There wasn’t a question about how I was going to handle my recovery. I just carried on with life. It wasn’t always easy, in fact there were a lot of challenging days. But when I couldn’t pick myself up.. it was then that God carried me. Without His love and mercy I truly wouldn’t be where I am today.
My life hasn’t been the same since the accident. It took me a couple years to get over the initial guilt and understand that it wasn’t my fault. Nothing would have changed God’s plan for me that night and I had to come to terms with it.
The last 4 years have been easier. My accident date is just another day and no longer considered the day I almost died. How did I get to that point?
God and time. It heals all things.
I also learned to channel all of my anger, confusion and guilt into writing. I’ve always been a writer, but keeping a journal during my recovery was the most helpful. Talking about my issues with friends and family was also important; no matter how demented and crazy it seemed. It’s dangerous for your mental health to hold everything inside.
I used to enjoy riding on motorcycles with friends. I’ve even been on the bike without a helmet before. Take it from me.. wearing a helmet SAVED my life!
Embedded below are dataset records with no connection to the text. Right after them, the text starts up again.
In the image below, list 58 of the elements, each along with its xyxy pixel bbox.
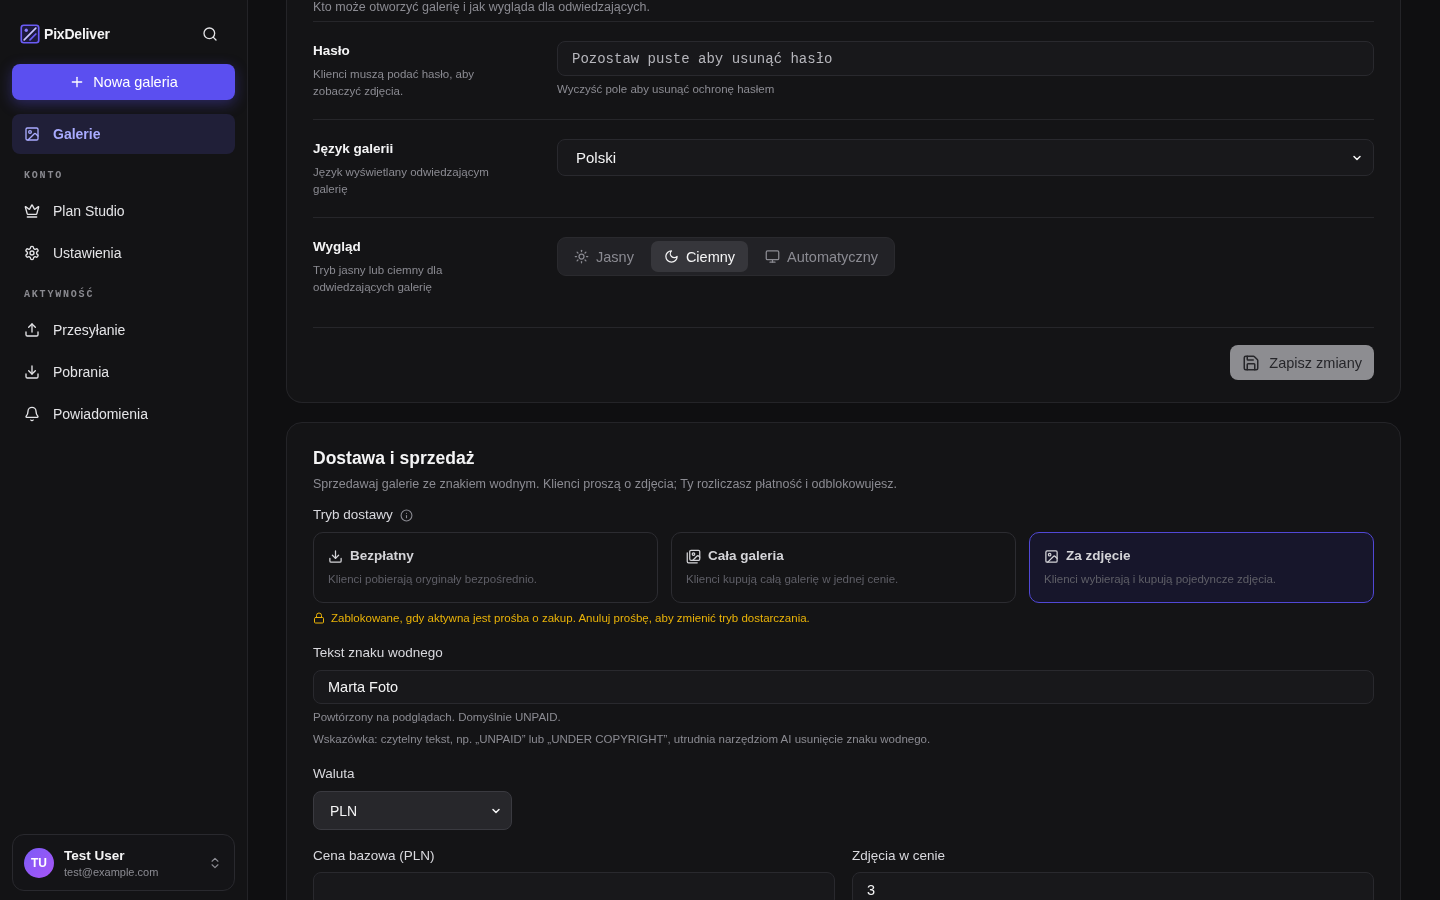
sidebar-item[interactable]: Ustawienia <box>12 233 235 273</box>
watermark-field[interactable]: Marta Foto <box>313 670 1374 704</box>
section-heading: KONTO <box>23 170 64 182</box>
field-label: Cena bazowa (PLN) <box>313 848 436 864</box>
info-icon <box>399 508 413 522</box>
sun-icon <box>574 249 589 264</box>
section-heading: AKTYWNOŚĆ <box>23 289 96 301</box>
price-field[interactable] <box>313 872 835 900</box>
theme-option[interactable]: Ciemny <box>650 241 749 272</box>
field-label: Waluta <box>313 766 356 782</box>
setting-description: Język wyświetlany odwiedzającym galerię <box>313 165 490 197</box>
lock-icon <box>313 612 325 624</box>
theme-option[interactable]: Automatyczny <box>752 241 892 272</box>
save-icon <box>1242 353 1261 372</box>
setting-description: Tryb jasny lub ciemny dla odwiedzających galerię <box>313 263 444 295</box>
crown-icon <box>24 203 40 219</box>
search-icon <box>202 26 218 42</box>
setting-title: Język galerii <box>313 140 395 158</box>
download-icon <box>24 364 40 380</box>
delivery-option[interactable]: Cała galeria Klienci kupują całą galerię w jednej cenie. <box>671 532 1016 603</box>
gear-icon <box>24 245 40 261</box>
user-avatar: TU <box>24 847 54 878</box>
setting-description: Klienci muszą podać hasło, aby zobaczyć zdjęcia. <box>313 67 476 99</box>
account-menu-button[interactable]: TU Test User test@example.com <box>12 834 235 891</box>
field-hint: Wskazówka: czytelny tekst, np. „UNPAID” lub „UNDER COPYRIGHT”, utrudnia narzędziom AI usunięcie znaku wodnego. <box>313 732 932 747</box>
images-icon <box>686 548 701 564</box>
sidebar-item[interactable]: Przesyłanie <box>12 310 235 350</box>
field-label: Zdjęcia w cenie <box>852 848 947 864</box>
lock-notice: Zablokowane, gdy aktywna jest prośba o zakup. Anuluj prośbę, aby zmienić tryb dostarczania. <box>331 611 810 625</box>
upload-icon <box>24 322 40 338</box>
moon-icon <box>663 249 679 264</box>
sidebar-item[interactable]: Pobrania <box>12 352 235 392</box>
section-description: Kto może otworzyć galerię i jak wygląda dla odwiedzających. <box>313 0 651 16</box>
field-label: Tryb dostawy <box>313 507 393 523</box>
theme-option[interactable]: Jasny <box>561 241 647 272</box>
section-title: Dostawa i sprzedaż <box>313 447 476 469</box>
download-icon <box>328 548 343 564</box>
sidebar-item[interactable]: Galerie <box>12 114 235 154</box>
field-hint: Powtórzony na podglądach. Domyślnie UNPAID. <box>313 710 562 725</box>
monitor-icon <box>765 249 781 264</box>
field-hint: Wyczyść pole aby usunąć ochronę hasłem <box>557 82 776 97</box>
app-name: PixDeliver <box>44 26 110 42</box>
new-gallery-button[interactable]: Nowa galeria <box>12 64 235 100</box>
delivery-option[interactable]: Bezpłatny Klienci pobierają oryginały bezpośrednio. <box>313 532 658 603</box>
bell-icon <box>24 406 40 422</box>
section-description: Sprzedawaj galerie ze znakiem wodnym. Klienci proszą o zdjęcia; Ty rozliczasz płatność i odblokowujesz. <box>313 476 899 492</box>
sidebar-item[interactable]: Plan Studio <box>12 191 235 231</box>
currency-select[interactable]: PLN <box>313 791 512 830</box>
password-field[interactable]: Pozostaw puste aby usunąć hasło <box>557 41 1374 76</box>
sidebar-item[interactable]: Powiadomienia <box>12 394 235 434</box>
setting-title: Wygląd <box>313 238 362 256</box>
price-field[interactable]: 3 <box>852 872 1374 900</box>
logo-icon <box>20 24 40 44</box>
language-select[interactable]: Polski <box>557 139 1374 176</box>
setting-title: Hasło <box>313 42 351 60</box>
image-icon <box>1044 548 1059 564</box>
field-label: Tekst znaku wodnego <box>313 645 444 661</box>
image-icon <box>24 126 40 142</box>
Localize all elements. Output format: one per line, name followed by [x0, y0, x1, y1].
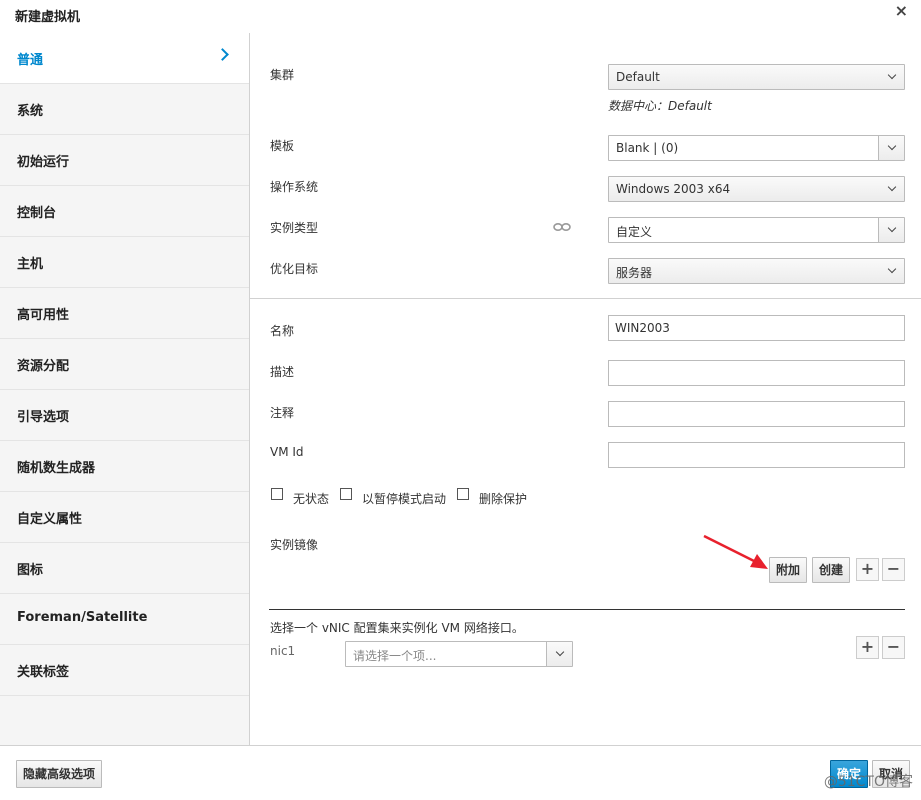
sidebar-item-label: 普通	[17, 53, 44, 68]
hide-advanced-button[interactable]: 隐藏高级选项	[16, 760, 102, 788]
sidebar-item-initial-run[interactable]: 初始运行	[0, 135, 249, 186]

It’s been 8 years since my accident and I haven’t been on any form of motorcycle, bicycle or 4-wheeler. Sometimes the survivor’s guilt still gets to me but I’m ready to face the fear.
I wanted to share this moment with my readers and empower you to stand up against your fear and guilt! I’m proud to share this picture.. of me on a motorcycle. It took courage and strength, especially after 8 years. But, We can do all things through Christ! Believe it.
In Matthew 19:26, Jesus says, “With man this is impossible, but with God ALL things are possible.”